Huw nodded. "Bro, cover for me," he told the tall, heavily built guy with the semiauto shotgun as he walked towards them. Huw was anything but husky: skinny and intense. "Has something come up?"
"Huw." Brill smiled, oddly cheerful. "We've got a couple of hours to kill. Why don't you tell her grace what you found?"
Her grace? But I'm not a duchess.
Miriam blinked. Suddenly bits of the big picture were falling into place.
Heir to the throne.
"What you found, where?"
"We're calling it world four right now, but I think a better name for it would be Transition A-B," Huw said as he sat down at the far end of the fallen trunk. "It's where you go if you use the Hidden Family's knotwork as a focus in your world, uh, the United States." He grinned, twitchily. "Nobody was able to cross over in New England because, well, it's probably under an ice sheet-the weather there's definitely a lot colder than in any of the other time lines we know about."

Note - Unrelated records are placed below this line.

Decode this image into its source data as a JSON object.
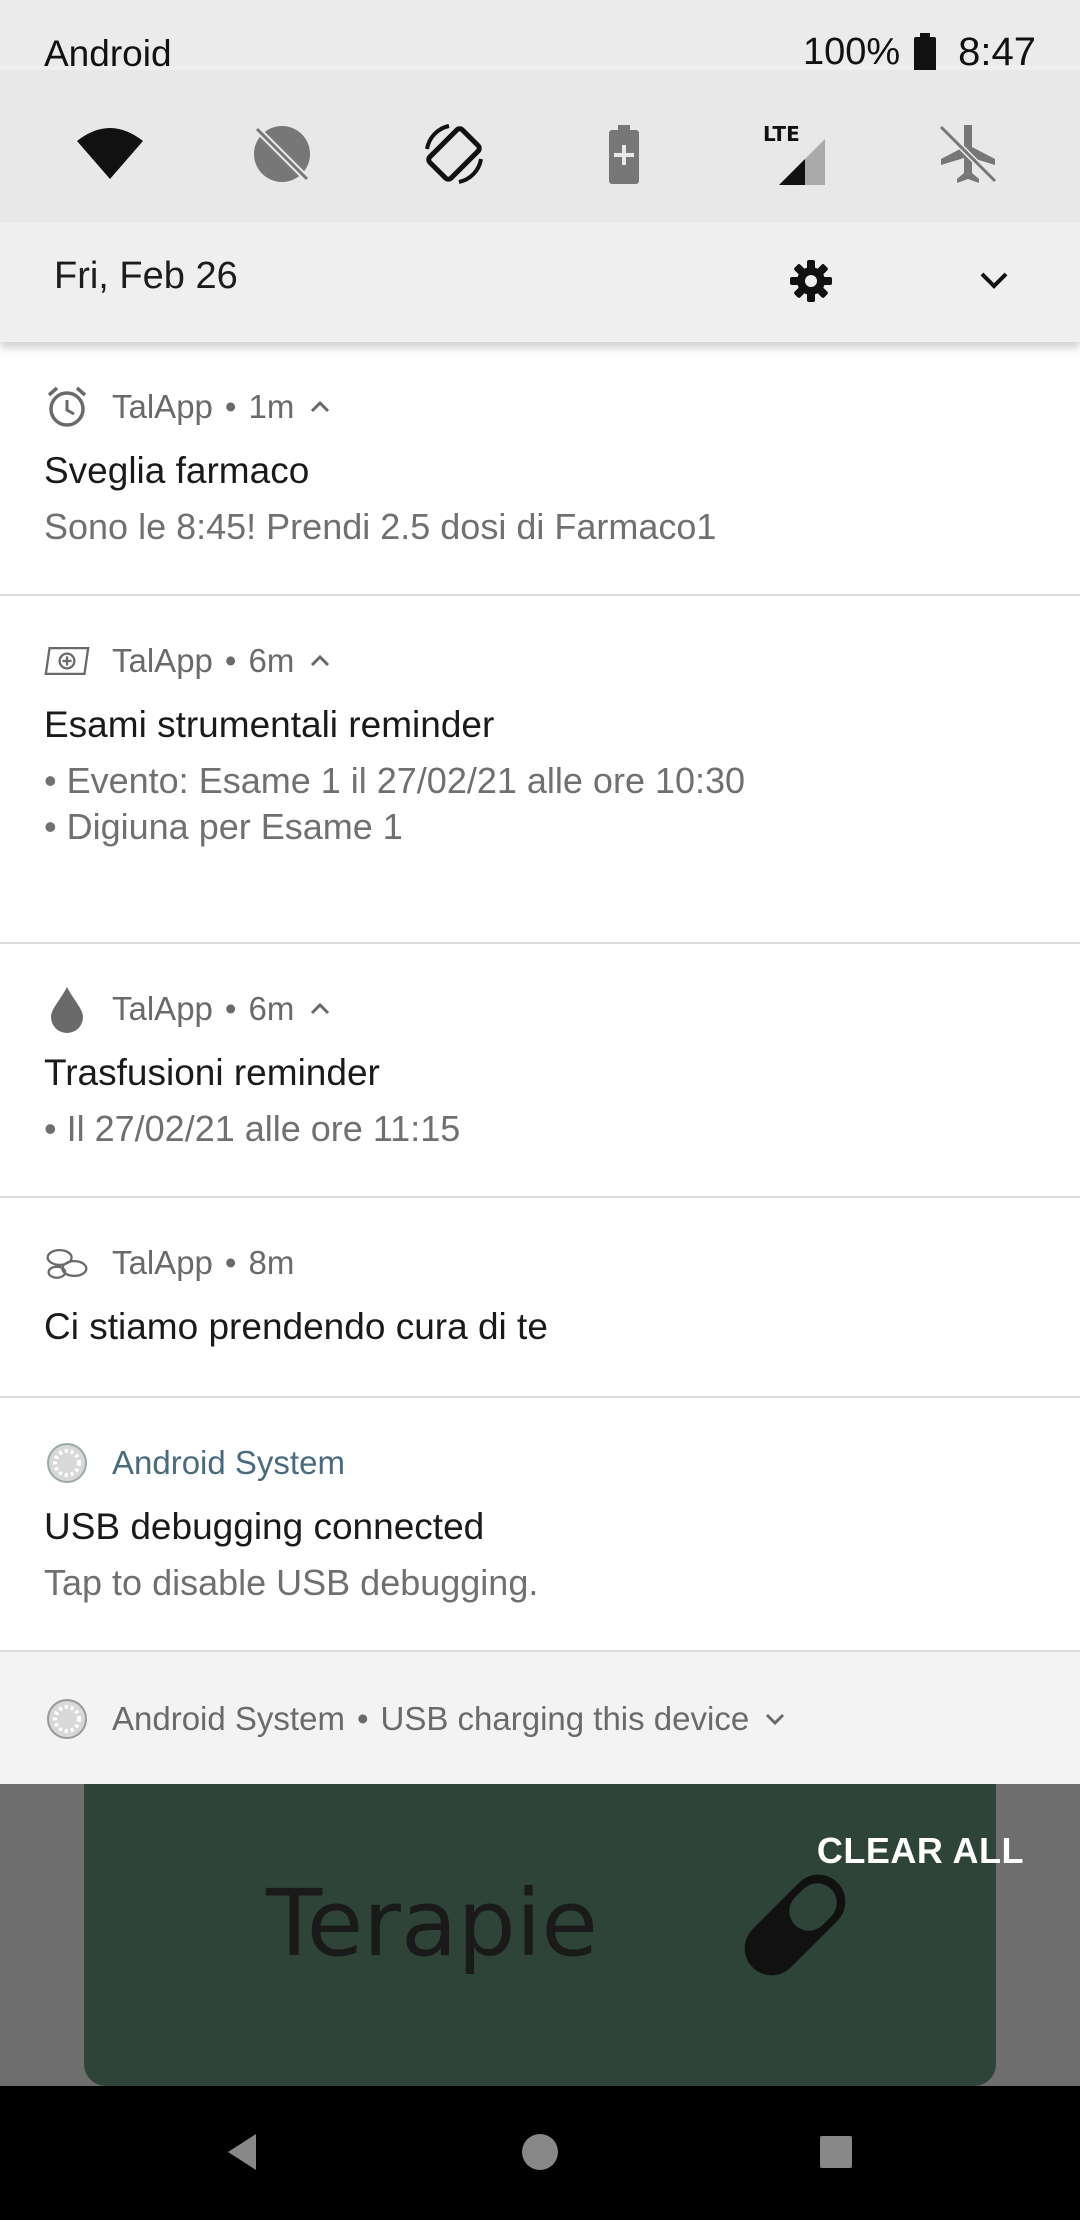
{
  "status_bar": {
    "carrier": "Android",
    "battery_percent": "100%",
    "time": "8:47"
  },
  "quick_settings": {
    "tiles": [
      "wifi-icon",
      "data-saver-off-icon",
      "auto-rotate-icon",
      "battery-saver-icon",
      "mobile-data-lte-icon",
      "airplane-mode-off-icon"
    ],
    "date": "Fri, Feb 26"
  },
  "notifications": [
    {
      "app": "TalApp",
      "time": "1m",
      "icon": "alarm-clock-icon",
      "title": "Sveglia farmaco",
      "lines": [
        "Sono le 8:45! Prendi 2.5 dosi di Farmaco1"
      ]
    },
    {
      "app": "TalApp",
      "time": "6m",
      "icon": "medical-card-icon",
      "title": "Esami strumentali reminder",
      "lines": [
        "• Evento: Esame 1 il 27/02/21 alle ore 10:30",
        "• Digiuna per Esame 1"
      ]
    },
    {
      "app": "TalApp",
      "time": "6m",
      "icon": "blood-drop-icon",
      "title": "Trasfusioni reminder",
      "lines": [
        "• Il 27/02/21 alle ore 11:15"
      ]
    },
    {
      "app": "TalApp",
      "time": "8m",
      "icon": "pills-icon",
      "title": "Ci stiamo prendendo cura di te",
      "lines": []
    },
    {
      "app": "Android System",
      "time": "",
      "icon": "android-system-icon",
      "title": "USB debugging connected",
      "lines": [
        "Tap to disable USB debugging."
      ]
    }
  ],
  "collapsed_notification": {
    "app": "Android System",
    "text": "USB charging this device"
  },
  "separator": "•",
  "background_app": {
    "card_title": "Terapie",
    "clear_all": "CLEAR ALL"
  },
  "colors": {
    "card_bg": "#2f4439",
    "system_app_name": "#4a6b7d"
  }
}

Hang on, time lines-Miriam
held up a hand. "What were you doing?"
"The duke tasked me with setting up a systematic exploration program," Huw explained. "So I started by taking the second known knotwork design and seeing where it'd take you if you used it in world two, in the USA, which the Hidden Family had no access to. The initial tests in Massachusetts and New York failed, so I guessed there might be a really large obstacle in the way. There's some kind of exclusion effect… but anyway, we found a new world."
Miriam narrowly resisted the urge to grab him and start yelling questions. "Go on."
"World four is cold, as in, about ten degrees celsius below datum for the other worlds we've found. That's ice age cold. We didn't have time to do much exploring, but what we found-there were people there, once, but we didn't see any signs of current habitation. High tech,
very
high tech-perfect dentistry, gantries made out of titanium, and other stuff. We're still trying to figure out the other stuff, but it's a whole different ball game. The building we found looked like it had been struck from above by some kind of directed energy weapon-"
"Some kind of-"Miriam stopped. On the opposite side of the clearing, the young blond woman who'd come with Huw was kneeling, her weapon trained on something invisible through the trees.
Brill was already moving. "Get ready to go."
"But it's too early," Miriam started.